The Russian writer who aims to bring about reforms, in like manner displays his melancholy picture, with spasms of indulgent sympathy for the evils he unveils. The public needs but a hint. This time it understood. Russia looked upon serfdom in the mirror he showed her, and shuddered. The author became celebrated, and his cause was half gained. The censorship, always the last to become convinced, understood too, at last. Serfdom was already condemned in the heart of the Emperor Nicholas, but the censorship does not always agree with the Emperor; it is always procrastinating; sometimes it is left far behind, perhaps for a whole reign. It will not condemn the book, but keeps its eye upon the author.
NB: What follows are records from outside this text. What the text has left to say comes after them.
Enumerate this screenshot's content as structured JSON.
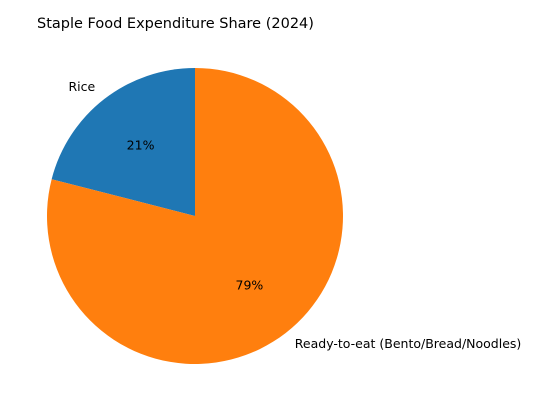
{
  "chart_data": {
    "type": "pie",
    "title": "Staple Food Expenditure Share (2024)",
    "categories": [
      "Rice",
      "Ready-to-eat (Bento/Bread/Noodles)"
    ],
    "values": [
      21,
      79
    ],
    "value_labels": [
      "21%",
      "79%"
    ],
    "colors": [
      "#1f77b4",
      "#ff7f0e"
    ],
    "start_angle_deg": 90,
    "direction": "counterclockwise"
  }
}
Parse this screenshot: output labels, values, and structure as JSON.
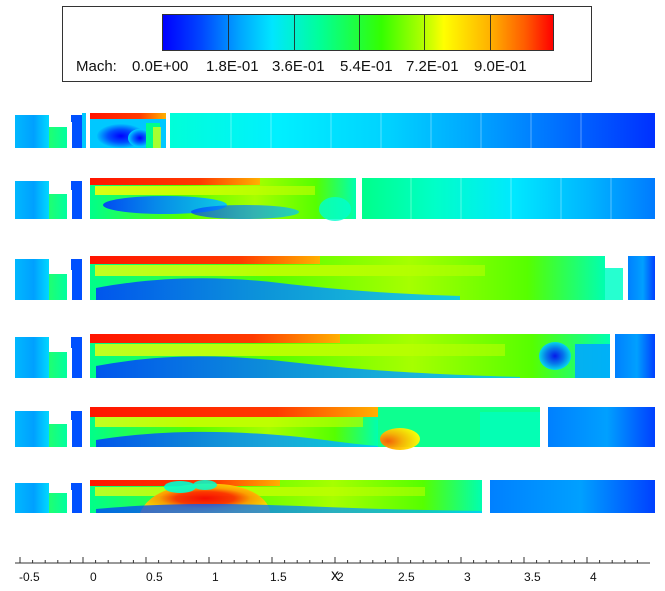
{
  "legend": {
    "title": "Mach:",
    "ticks": [
      "0.0E+00",
      "1.8E-01",
      "3.6E-01",
      "5.4E-01",
      "7.2E-01",
      "9.0E-01"
    ]
  },
  "axis": {
    "label": "x",
    "ticks": [
      "-0.5",
      "0",
      "0.5",
      "1",
      "1.5",
      "2",
      "2.5",
      "3",
      "3.5",
      "4"
    ]
  },
  "scale": {
    "min": 0.0,
    "max": 1.0
  },
  "colors": {
    "deep_blue": "#0000ff",
    "blue": "#0048ff",
    "cyan": "#00e6ff",
    "green": "#34ff00",
    "yellow": "#ffff00",
    "orange": "#ff8a00",
    "red": "#ff0000"
  }
}
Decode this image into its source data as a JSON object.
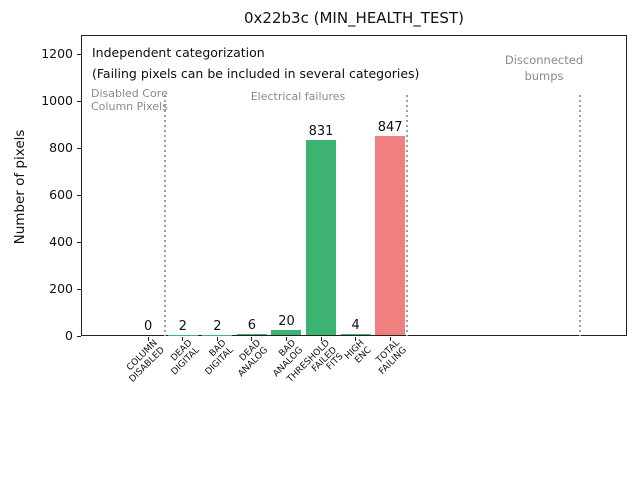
{
  "window_title": "0x22b3c (MIN_HEALTH_TEST)",
  "chart_data": {
    "type": "bar",
    "title": "0x22b3c (MIN_HEALTH_TEST)",
    "xlabel": "",
    "ylabel": "Number of pixels",
    "ylim": [
      0,
      1280
    ],
    "yticks": [
      0,
      200,
      400,
      600,
      800,
      1000,
      1200
    ],
    "grid": false,
    "legend": "none",
    "categories": [
      "COLUMN\nDISABLED",
      "DEAD\nDIGITAL",
      "BAD\nDIGITAL",
      "DEAD\nANALOG",
      "BAD\nANALOG",
      "THRESHOLD\nFAILED\nFITS",
      "HIGH\nENC",
      "TOTAL\nFAILING"
    ],
    "values": [
      0,
      2,
      2,
      6,
      20,
      831,
      4,
      847
    ],
    "value_labels": [
      "0",
      "2",
      "2",
      "6",
      "20",
      "831",
      "4",
      "847"
    ],
    "bar_colors": [
      "#3cb371",
      "#3cb371",
      "#3cb371",
      "#3cb371",
      "#3cb371",
      "#3cb371",
      "#3cb371",
      "#f08080"
    ],
    "annotations": {
      "independent_line1": "Independent categorization",
      "independent_line2": "(Failing pixels can be included in several categories)",
      "disabled_core": "Disabled Core\nColumn Pixels",
      "electrical": "Electrical failures",
      "disconnected": "Disconnected\nbumps"
    },
    "section_separators_x_data": [
      0.5,
      7.5,
      12.5
    ],
    "colors": {
      "pass_green": "#3cb371",
      "fail_red": "#f08080",
      "section_gray": "#8a8a8a",
      "separator_gray": "#9e9e9e"
    }
  }
}
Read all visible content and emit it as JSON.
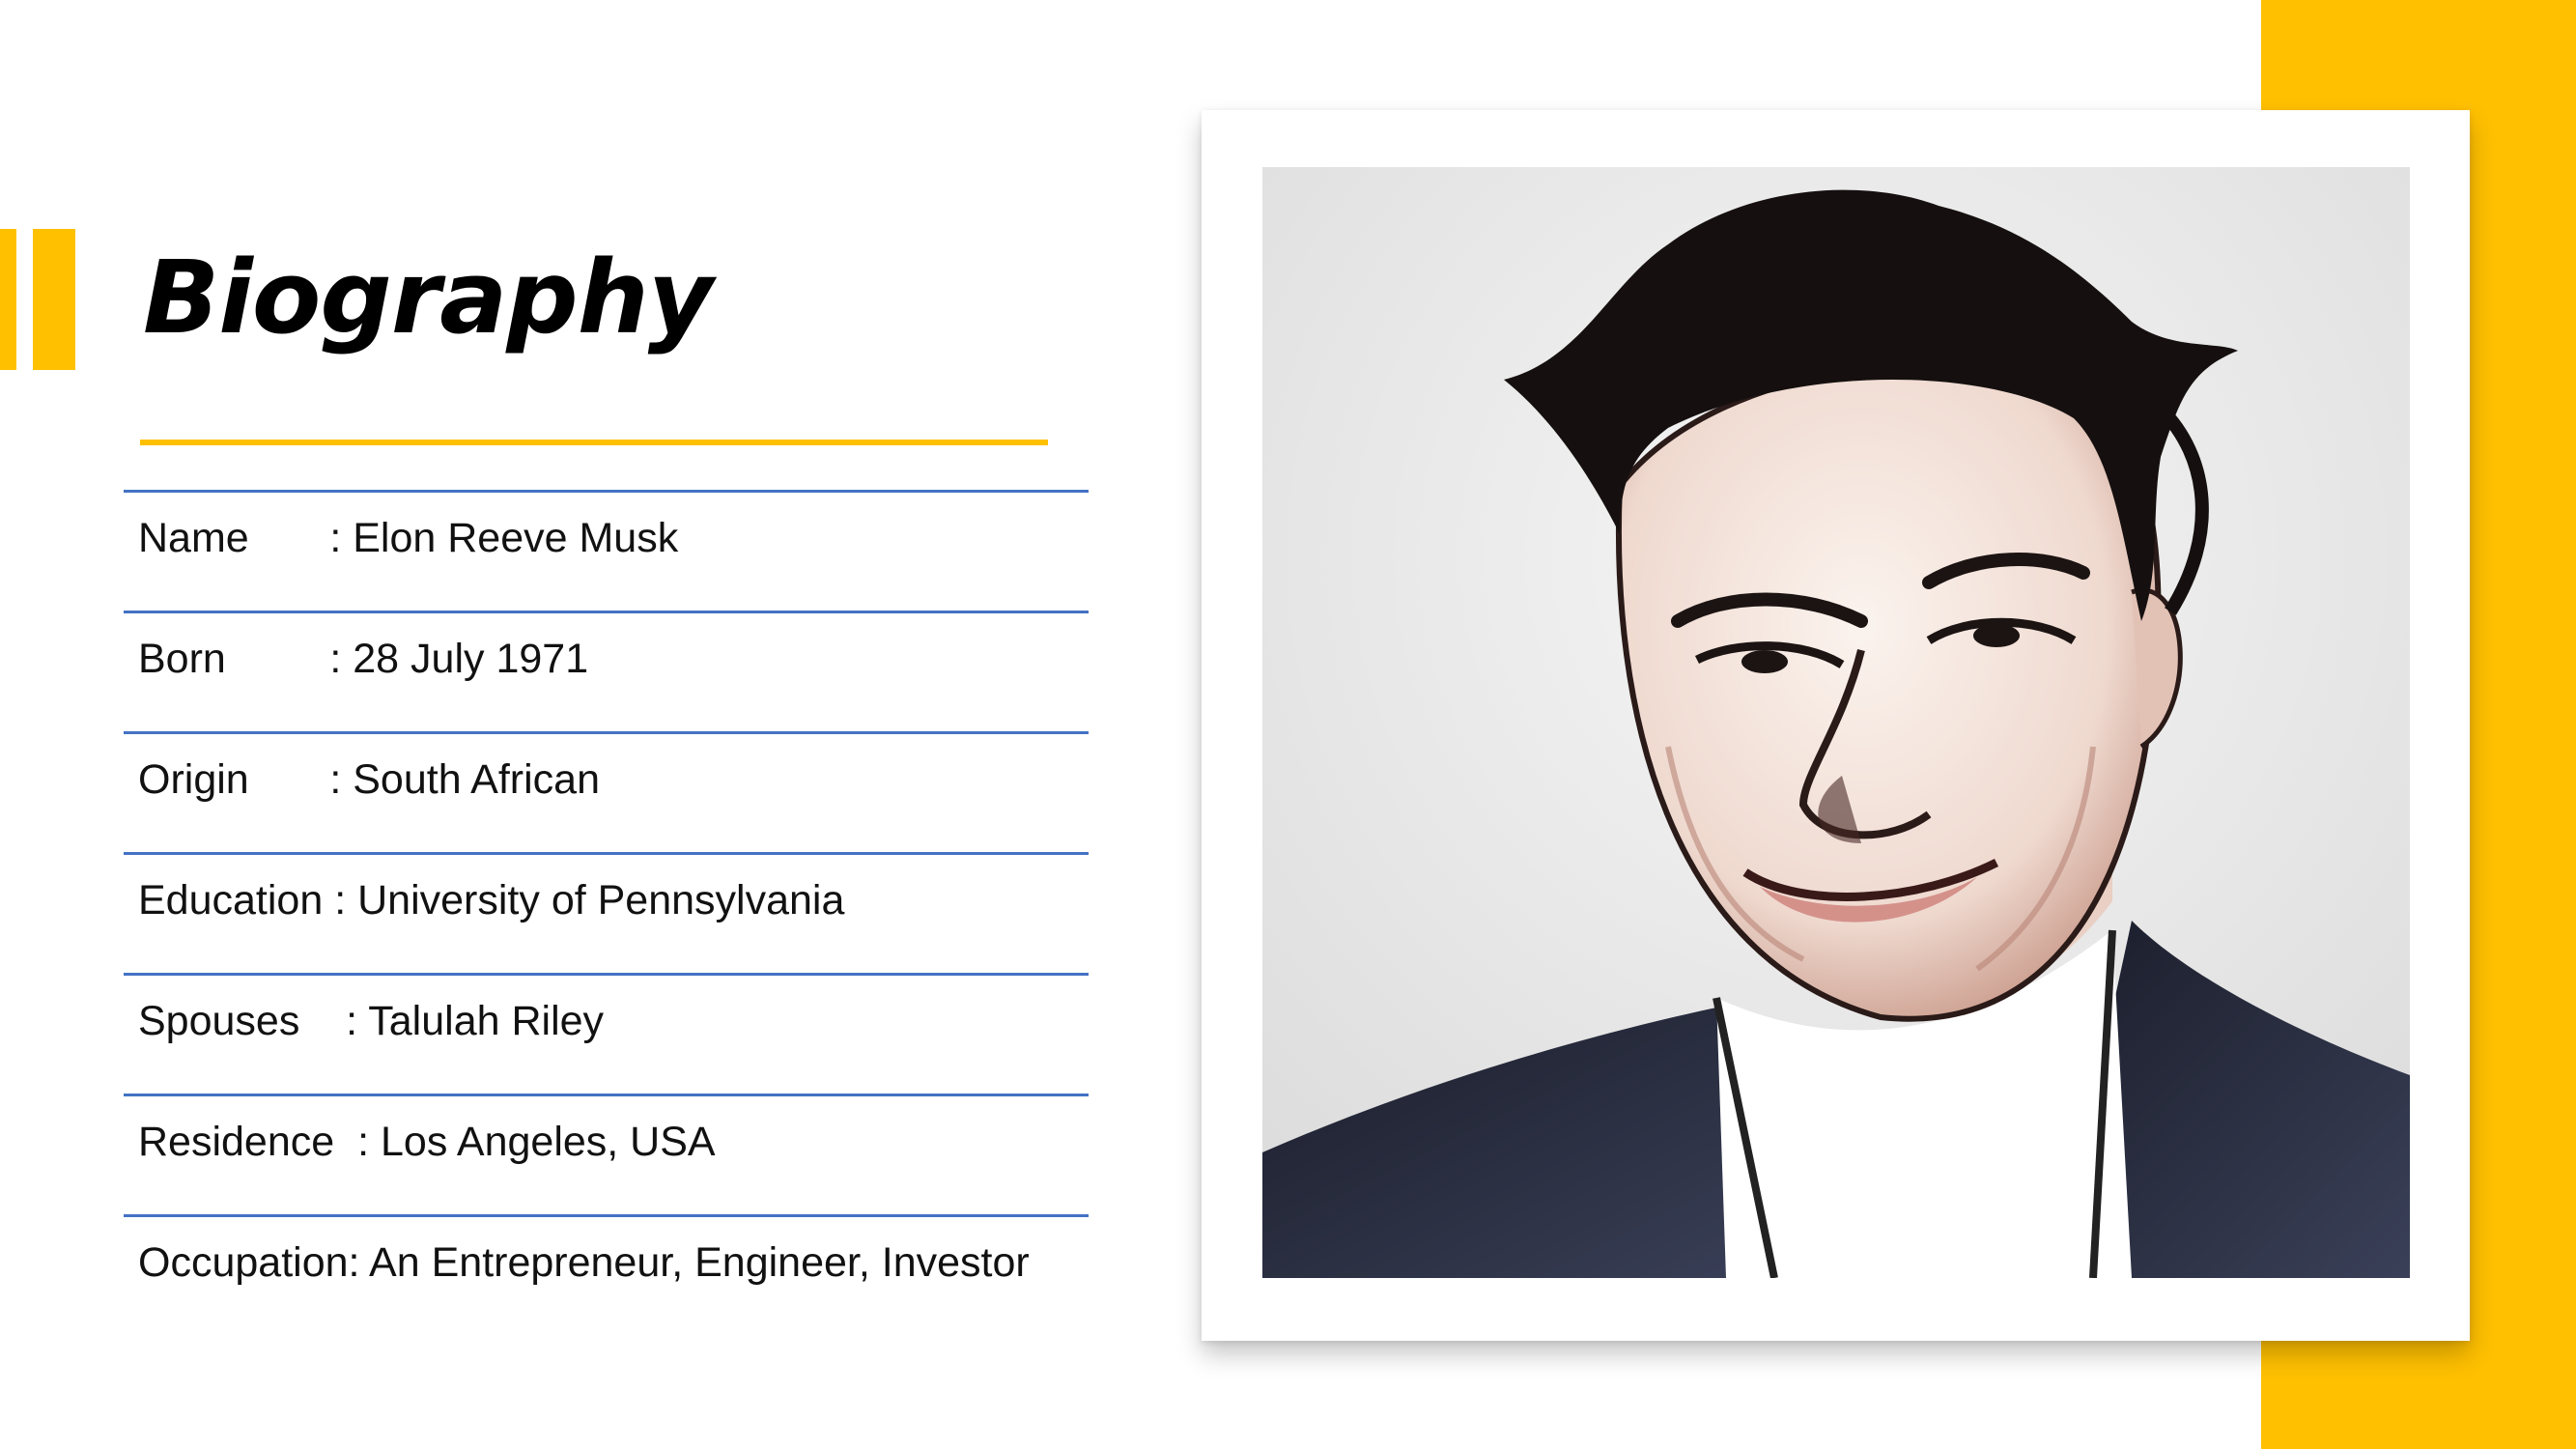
{
  "slide": {
    "title": "Biography",
    "accent_color": "#FFC000",
    "rule_color": "#4472C4"
  },
  "bio": {
    "rows": [
      {
        "label": "Name",
        "gap": "       ",
        "value": ": Elon Reeve Musk"
      },
      {
        "label": "Born",
        "gap": "         ",
        "value": ": 28 July 1971"
      },
      {
        "label": "Origin",
        "gap": "       ",
        "value": ": South African"
      },
      {
        "label": "Education",
        "gap": " ",
        "value": ": University of Pennsylvania"
      },
      {
        "label": "Spouses",
        "gap": "    ",
        "value": ": Talulah Riley"
      },
      {
        "label": "Residence",
        "gap": "  ",
        "value": ": Los Angeles, USA"
      },
      {
        "label": "Occupation",
        "gap": "",
        "value": ": An Entrepreneur, Engineer, Investor"
      }
    ]
  },
  "photo": {
    "subject": "portrait-illustration"
  }
}
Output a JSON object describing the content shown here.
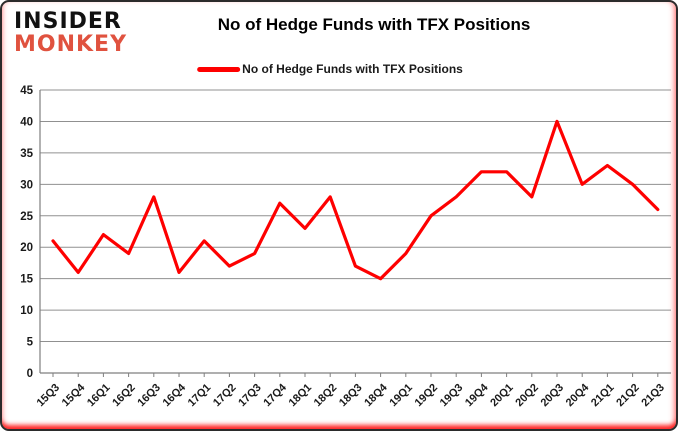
{
  "brand": {
    "line1": "INSIDER",
    "line2": "MONKEY",
    "line1_color": "#111111",
    "line2_color": "#e0523f"
  },
  "header": {
    "title": "No of Hedge Funds with TFX Positions"
  },
  "legend": {
    "label": "No of Hedge Funds with TFX Positions",
    "line_color": "#fe0000"
  },
  "chart_data": {
    "type": "line",
    "title": "No of Hedge Funds with TFX Positions",
    "categories": [
      "15Q3",
      "15Q4",
      "16Q1",
      "16Q2",
      "16Q3",
      "16Q4",
      "17Q1",
      "17Q2",
      "17Q3",
      "17Q4",
      "18Q1",
      "18Q2",
      "18Q3",
      "18Q4",
      "19Q1",
      "19Q2",
      "19Q3",
      "19Q4",
      "20Q1",
      "20Q2",
      "20Q3",
      "20Q4",
      "21Q1",
      "21Q2",
      "21Q3"
    ],
    "series": [
      {
        "name": "No of Hedge Funds with TFX Positions",
        "color": "#fe0000",
        "values": [
          21,
          16,
          22,
          19,
          28,
          16,
          21,
          17,
          19,
          27,
          23,
          28,
          17,
          15,
          19,
          25,
          28,
          32,
          32,
          28,
          40,
          30,
          33,
          30,
          26
        ]
      }
    ],
    "xlabel": "",
    "ylabel": "",
    "ylim": [
      0,
      45
    ],
    "yticks": [
      0,
      5,
      10,
      15,
      20,
      25,
      30,
      35,
      40,
      45
    ],
    "grid": "horizontal",
    "legend_position": "top",
    "axis_color": "#7f7f7f",
    "gridline_color": "#909090"
  }
}
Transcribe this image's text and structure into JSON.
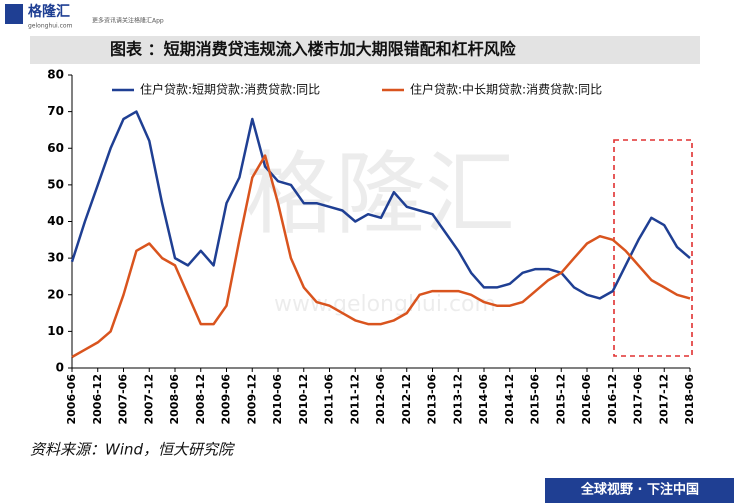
{
  "branding": {
    "logo": "格隆汇",
    "tagline": "更多资讯请关注格隆汇App",
    "url": "gelonghui.com",
    "slogan": "全球视野 · 下注中国",
    "watermark": "格隆汇",
    "watermark_url": "www.gelonghui.com"
  },
  "chart_data": {
    "type": "line",
    "title": "图表 ：短期消费贷违规流入楼市加大期限错配和杠杆风险",
    "source": "资料来源：Wind，恒大研究院",
    "categories": [
      "2006-06",
      null,
      "2006-12",
      null,
      "2007-06",
      null,
      "2007-12",
      null,
      "2008-06",
      null,
      "2008-12",
      null,
      "2009-06",
      null,
      "2009-12",
      null,
      "2010-06",
      null,
      "2010-12",
      null,
      "2011-06",
      null,
      "2011-12",
      null,
      "2012-06",
      null,
      "2012-12",
      null,
      "2013-06",
      null,
      "2013-12",
      null,
      "2014-06",
      null,
      "2014-12",
      null,
      "2015-06",
      null,
      "2015-12",
      null,
      "2016-06",
      null,
      "2016-12",
      null,
      "2017-06",
      null,
      "2017-12",
      null,
      "2018-06"
    ],
    "series": [
      {
        "name": "住户贷款:短期贷款:消费贷款:同比",
        "color": "#1f3f93",
        "values": [
          29,
          40,
          50,
          60,
          68,
          70,
          62,
          45,
          30,
          28,
          32,
          28,
          45,
          52,
          68,
          55,
          51,
          50,
          45,
          45,
          44,
          43,
          40,
          42,
          41,
          48,
          44,
          43,
          42,
          37,
          32,
          26,
          22,
          22,
          23,
          26,
          27,
          27,
          26,
          22,
          20,
          19,
          21,
          28,
          35,
          41,
          39,
          33,
          30
        ]
      },
      {
        "name": "住户贷款:中长期贷款:消费贷款:同比",
        "color": "#d9541e",
        "values": [
          3,
          5,
          7,
          10,
          20,
          32,
          34,
          30,
          28,
          20,
          12,
          12,
          17,
          35,
          52,
          58,
          45,
          30,
          22,
          18,
          17,
          15,
          13,
          12,
          12,
          13,
          15,
          20,
          21,
          21,
          21,
          20,
          18,
          17,
          17,
          18,
          21,
          24,
          26,
          30,
          34,
          36,
          35,
          32,
          28,
          24,
          22,
          20,
          19
        ]
      }
    ],
    "ylim": [
      0,
      80
    ],
    "yticks": [
      0,
      10,
      20,
      30,
      40,
      50,
      60,
      70,
      80
    ]
  }
}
Gogol died at this time, and Turgenef wrote a strong article in praise of the dead author. This article appears to-day entirely inoffensive, but the author himself thus speaks of it:—

“In regard to my article on Gogol, I remember one day at St. Petersburg, a lady in high position at court was criticizing the punishment inflicted upon me, as unjust and undeserved, or, at least, too severe. Some one replied: ‘Did you not know that he calls Gogol “a great man” in that article?’ ‘That is not possible.’ ‘I assure you he did.’ ‘Ah! in that case, I have no more to say; I am very sorry for him, but now I understand their severity.’”

This praise, justly accorded to a great author, procured for Turgenef a month of imprisonment and banishment to his own estates. But this tyranny was, perhaps, a blessing in disguise. Thirty years before, Pushkin had been torn from the dissipations of the gay capital, where his genius would have been lost, and was exiled to the Orient, where it developed into a rich bloom. If Turgenef had remained at this time in St. Petersburg, he might have been drawn, in his hot-headed youth, by compromising friendships, into some fruitless political broil; but, exiled to the solitude of his native woods, he spent several years there in literary work; studying the humble life around him, and collecting materials for his first great novels.

III.

Turgenef always declared himself as no admirer of Balzac. This was, no doubt, true; for they had no points of resemblance in common. Still I cannot but think that that sworn disciple of Gogol and of the “school of nature” must have received some suggestions from our great author. Turgenef, like Balzac, gave us the comedy of human life in his native country; but to this great work he gave more heart and faith, and less patience, system, and method, than the French writer. But he possessed the gift of style, and a racy eloquence, which are wanting in Balzac.